El más importante de estos presupuestos es el de la igualdad, que como sabemos no es para Rancière parte de un horizonte que alcanzaremos en conjunto depositando nuestra fe en la revolución o el progreso, sino un punto de partida, un axioma, una condición que nos habita y de la que podemos hacer uso para interrumpir el régimen desigual que de ese presupuesto nos separa. Lo que nos vuelve iguales unos a otros es contar con una voluntad de la que la inteligencia es su sierva. La idea de una voluntad servida por su inteligencia significa en la práctica que no hay personas más inteligentes que otras, personas que por el camino de la instrucción o por algún don natural del espíritu resultan más perspicaces que otras, pues lo que es propio en tanto que singular no es la inteligencia misma, la inteligencia como tal, sino la voluntad de cada quien por participar de la potencia común de los seres intelectuales.
Este presupuesto conduce al siguiente: cuando esta voluntad por participar de esa potencia común de los seres intelectuales se afirma, entonces hay emancipación. Esto se debe a que hombres y mujeres –a diferencia de como lo sopesan policías de gobierno o policías teóricas– no necesitan para emanciparse de que alguien les explique la manera en que son oprimidos. Lo que necesitan es simplemente reanudar la confianza en sus propias capacidades a fin de interrumpir el régimen ficticio que separa a los capaces de los supuestos incapaces. La política para Rancière se juega aquí, en esto que podríamos llamar “un comunismo de la inteligencia”.
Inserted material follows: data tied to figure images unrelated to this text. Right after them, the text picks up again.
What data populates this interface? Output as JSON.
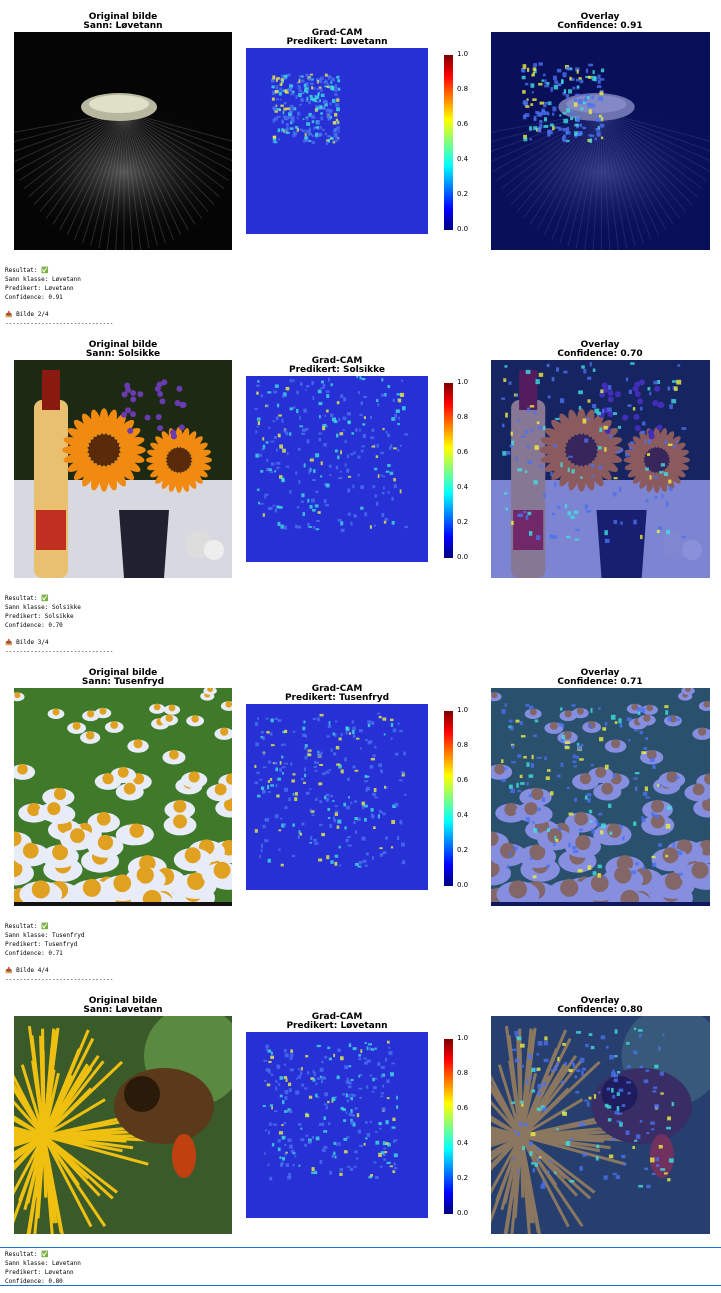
{
  "rows": [
    {
      "original_title": "Original bilde",
      "true_label": "Sann: Løvetann",
      "gradcam_title": "Grad-CAM",
      "predicted_label": "Predikert: Løvetann",
      "overlay_title": "Overlay",
      "confidence_label": "Confidence: 0.91",
      "output": [
        "Resultat: ✅",
        "Sann klasse: Løvetann",
        "Predikert: Løvetann",
        "Confidence: 0.91"
      ],
      "next": "📤 Bilde 2/4",
      "separator": "------------------------------"
    },
    {
      "original_title": "Original bilde",
      "true_label": "Sann: Solsikke",
      "gradcam_title": "Grad-CAM",
      "predicted_label": "Predikert: Solsikke",
      "overlay_title": "Overlay",
      "confidence_label": "Confidence: 0.70",
      "output": [
        "Resultat: ✅",
        "Sann klasse: Solsikke",
        "Predikert: Solsikke",
        "Confidence: 0.70"
      ],
      "next": "📤 Bilde 3/4",
      "separator": "------------------------------"
    },
    {
      "original_title": "Original bilde",
      "true_label": "Sann: Tusenfryd",
      "gradcam_title": "Grad-CAM",
      "predicted_label": "Predikert: Tusenfryd",
      "overlay_title": "Overlay",
      "confidence_label": "Confidence: 0.71",
      "output": [
        "Resultat: ✅",
        "Sann klasse: Tusenfryd",
        "Predikert: Tusenfryd",
        "Confidence: 0.71"
      ],
      "next": "📤 Bilde 4/4",
      "separator": "------------------------------"
    },
    {
      "original_title": "Original bilde",
      "true_label": "Sann: Løvetann",
      "gradcam_title": "Grad-CAM",
      "predicted_label": "Predikert: Løvetann",
      "overlay_title": "Overlay",
      "confidence_label": "Confidence: 0.80",
      "output": [
        "Resultat: ✅",
        "Sann klasse: Løvetann",
        "Predikert: Løvetann",
        "Confidence: 0.80"
      ]
    }
  ],
  "colorbar_ticks": [
    "0.0",
    "0.2",
    "0.4",
    "0.6",
    "0.8",
    "1.0"
  ]
}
Sobra decir lo poco que esto último tiene que ver con esa dialéctica que recorrió buena parte del siglo XX y que, a partir de Benjamin o de Brecht, exploró en las diversas formas de politizar el arte una alternativa a las supuestas manipulaciones del pueblo por parte de un esteticismo abocetado en las madrigueras abyectas del nazismo. Discutir esta dialéctica de las manipulaciones condujo experimentalmente a este pequeño libro sobre Rancière a tensionar tres relaciones que en aquel momento fueron erosionadas de un modo práctico: la relación que une la lección del orden explicador a la recepción pasiva de los no instruidos; la que une el espíritu superior de las vanguardias partidarias a los procesos de autodeterminación de los oprimidos; y la que une el virtuosismo del arte político a la concientización del espectador anestesiado por la forma burguesa o la estetización de la vida.
El motivo por el que no sería sensato seguir pensando estas tres relaciones (pertenecientes en principio cada una de ellas al campo de la ciencia, la política y la estética) por separado, escindidas unas de otras, se debe a que todas parten de un prejuicio en común: el que depara a la actividad de los capaces un poder de maleabilidad sobre la pasividad del resto, sean estos últimos alumnos aplicados, obreros explotados o espectadores entusiastas. Este libro trata de recorrer esas tres zonas dejando que cada una orbite en la otra, de un modo no muy distinto a como lo hicieron materialmente en quien alguna vez lo escribió.